Participate Translate Blank profile picture

„In der Ukraine ist Europa gefragt“

Published on

Bedachtsam, aber entschieden muss Europa Position beziehen - für die Demokratie und gegen die Spaltung des Landes - sagt Dr. Klaus Segbers vom Osteuropa-Institut der Freien Universität Berlin im café babel-Interview.

Die Proteste in Kiew sind mit einer riesigen Organisation verbunden: über 1500 Zelte in der Innenstadt, Versorgung hunderttausender Demonstranten, Ausstattung mit orangefarbenen Fahnen und Schals. Wer unterstützt die Opposition bei ihrem Protest?

Der ganze Konflikt hat eine starke innere Dimension, die man nicht übersehen darf und die von der internationalen Dimension des Konflikts unabhängig ist. Juschtschenko und Janukowitsch haben jeweils sehr starke Unterstützer im Land selbst.

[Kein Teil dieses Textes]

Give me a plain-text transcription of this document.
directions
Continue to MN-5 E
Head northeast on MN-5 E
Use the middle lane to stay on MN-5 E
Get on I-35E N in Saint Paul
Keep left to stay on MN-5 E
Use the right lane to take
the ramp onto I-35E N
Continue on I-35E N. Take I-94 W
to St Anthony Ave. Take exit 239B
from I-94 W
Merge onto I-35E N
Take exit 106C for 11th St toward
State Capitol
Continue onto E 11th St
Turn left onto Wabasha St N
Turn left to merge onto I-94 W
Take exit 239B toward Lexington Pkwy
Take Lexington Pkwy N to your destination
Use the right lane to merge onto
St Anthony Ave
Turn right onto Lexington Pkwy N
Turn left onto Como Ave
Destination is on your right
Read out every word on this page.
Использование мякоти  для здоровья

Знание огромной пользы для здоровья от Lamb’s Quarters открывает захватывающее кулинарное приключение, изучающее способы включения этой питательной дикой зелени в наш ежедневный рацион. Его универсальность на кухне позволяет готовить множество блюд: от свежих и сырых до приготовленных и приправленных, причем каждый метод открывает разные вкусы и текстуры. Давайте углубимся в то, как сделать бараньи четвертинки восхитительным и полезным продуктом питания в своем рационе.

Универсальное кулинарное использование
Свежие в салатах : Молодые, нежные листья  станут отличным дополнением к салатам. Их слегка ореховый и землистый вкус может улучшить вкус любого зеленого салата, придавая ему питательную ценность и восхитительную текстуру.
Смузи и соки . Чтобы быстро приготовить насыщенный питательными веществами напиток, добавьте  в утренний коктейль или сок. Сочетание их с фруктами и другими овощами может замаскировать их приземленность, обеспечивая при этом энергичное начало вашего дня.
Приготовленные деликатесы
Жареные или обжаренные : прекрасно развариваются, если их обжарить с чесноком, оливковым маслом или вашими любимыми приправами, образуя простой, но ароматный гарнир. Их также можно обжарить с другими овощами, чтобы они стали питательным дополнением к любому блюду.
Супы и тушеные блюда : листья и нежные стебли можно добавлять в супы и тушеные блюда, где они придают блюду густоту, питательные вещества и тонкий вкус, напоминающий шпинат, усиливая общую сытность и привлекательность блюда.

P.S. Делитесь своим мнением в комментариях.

Das sind zunächst ökonomische Strukturen und nicht politische, also Oligarchen und Industriegruppen. Diese Gruppen versuchen „ihren“ Kandidaten unterzubringen. Auch muss man sehen, dass es in Kiew eine relativ starke Staatsbürokratie gibt – eine Art dritter Kraft, die natürlich versucht, ihre Pfründe zu sichern. Es gibt also eine ganze Menge innenpolitischer Akteure, die in die Auseinandersetzungen um die Präsidentschaft involviert sind.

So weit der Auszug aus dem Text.